Let’s Play Spin Doctor!

 

 

 

Modern Markets Initiative has been busy again! Sigh… I guess when you are a bought lobbyist, you need to do whatever it takes to advance your clients’ agenda – truth be damned. This past week Modern Markets has been busy pushing a new study that shows how “liquidity providers” lower your trading costs. You may be certain that lobbyists are running around the Rayburn House Office Building excitedly with this paper (and a checkbook). Here is MMI tweeting this “SEC Study” in the social media:

 Modern Markets @ModernMarkets

#HFT Liquidity providers lower investor costs. SEC Division of Economic and Risk Analysis Study modernmarketsinitiative.org/research-studi…

 

While last week, we debunked the new Brogaard study that yet again relied on a 5 year old NASDAQ ONLY data set, where NASDAQ told them what data was HFT and what data wasn’t (Big Banks’ and Brokers’ trades and orders were excluded, as were trades from sponsored access providers like Lime/Wedbush), this new piece of spin just takes the cake. Joe and I delved into the “SEC paper”, and while we were preparing our comments on it, R.T. Leuchtkafer graced us with his own commentary, and we decided to just share his commentary with you instead.

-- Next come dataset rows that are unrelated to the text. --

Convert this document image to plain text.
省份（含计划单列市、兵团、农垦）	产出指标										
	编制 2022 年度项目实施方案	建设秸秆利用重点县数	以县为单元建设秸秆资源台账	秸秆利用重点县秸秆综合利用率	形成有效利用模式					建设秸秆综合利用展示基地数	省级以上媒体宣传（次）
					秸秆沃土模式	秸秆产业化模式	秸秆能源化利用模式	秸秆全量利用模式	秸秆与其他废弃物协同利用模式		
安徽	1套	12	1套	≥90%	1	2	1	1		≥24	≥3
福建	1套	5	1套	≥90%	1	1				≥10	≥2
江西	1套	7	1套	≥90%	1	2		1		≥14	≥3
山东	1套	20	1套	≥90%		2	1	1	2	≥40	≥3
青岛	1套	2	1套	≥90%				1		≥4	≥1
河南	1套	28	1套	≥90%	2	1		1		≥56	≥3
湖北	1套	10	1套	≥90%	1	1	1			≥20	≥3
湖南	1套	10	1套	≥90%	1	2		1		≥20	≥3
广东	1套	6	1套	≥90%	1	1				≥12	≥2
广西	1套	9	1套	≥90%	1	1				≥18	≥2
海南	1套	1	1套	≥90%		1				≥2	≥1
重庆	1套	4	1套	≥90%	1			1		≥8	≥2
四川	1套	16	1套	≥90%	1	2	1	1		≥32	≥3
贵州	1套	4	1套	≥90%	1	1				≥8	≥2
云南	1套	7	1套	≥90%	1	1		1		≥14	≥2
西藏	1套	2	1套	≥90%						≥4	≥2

Those papers the industry was circulating the other day – “Automated Liquidity Provision” and “Liquidity Risk, Speculative Trade, and the Optimal Latency of Financial Markets” – are kind of interesting.

 First, they’re not new.  Not by a longshot.  I guess the FIA and Holly Bell don’t know that.  A version of “Automated Liquidity Provision” was first posted to the SSRN site in July 2010 and Liquidity Risk was first posted in December 2013.They are hardly new.

 Second, they’re both theoretical papers, where the authors build a model and discuss its implicationsThey aren’t empirical, data-driven, or evidence-driven papers, despite some claims that they are.

 Finally, Austin Gerig, a co-author on one paper and first author on “Automated Liquidity Provision” also wrote a paper called High-Frequency Trading Synchronizes Prices in Financial Markets, first posted in November 2012 and last updated in November 2013. The FIA and Holly Bell are pretty quiet about that one, with good reason.  In that paper, which DOES analyze market data, Gerig says things like the following:

 “HFT appears to make the financial system as a whole more fragile.”

 “The rapid fall and subsequent rise in prices that occurred in US markets on May 6, 2010 (known as the “Flash Crash”), was, in part, due to HFT.”

 “[D]uring times of market stress, HFT firms are impelled to leave the market if their systems observe events outside the parameters they are programmed to handle – a circumstance that causes liquidity to disappear at the precise time it is needed the most.

 

AND here’s what Gerig has to say about that NASDAQ dataset (which he uses in this paper):

 “The most likely bias in NASDAQ’s categorization is under-reporting of HFT. HFT activity that originates from large integrated firms, such as investment banks or large hedge funds, cannot be separated from the other activity of these firms and is therefore not categorized as HFT.”

 Of course the bias is worse than this, because in at least some versions of his papers Brogaard says sponsored access firms are also categorized as non-HFT, which could lead to a huge amount of HFT activity being labeled as non-HFT in NASDAQ’s data.

 What especially cracks me up about all this is when the chair of the FIA EPTG mocked what critics might say – (old data, limited data, biased data, authors want a job at HFT firm, comma’s inserted at wrong place, or that “It’s not an actual SEC paper” approach,”) -the author of the very paper he promoted has described Brogaard’s data as limited and biased! This is rich, indeed.

 And Modern Markets is promoting this paper as an SEC paper. Since the paper was first posted in 2010, years before Gerig was ever at the SEC, it really isn’t an SEC paper. If Modern Markets wants to insist it is an SEC paper, then by the same logic they should also hold up the other Gerig paper, the one that says HFT makes the financial system fragile and that HFT contributed to the flash crash, as an SEC paper as well.

 

 Thanks R.T. – We could not have highlighted and analyzed the Spin Doctors’ latest tack any finer!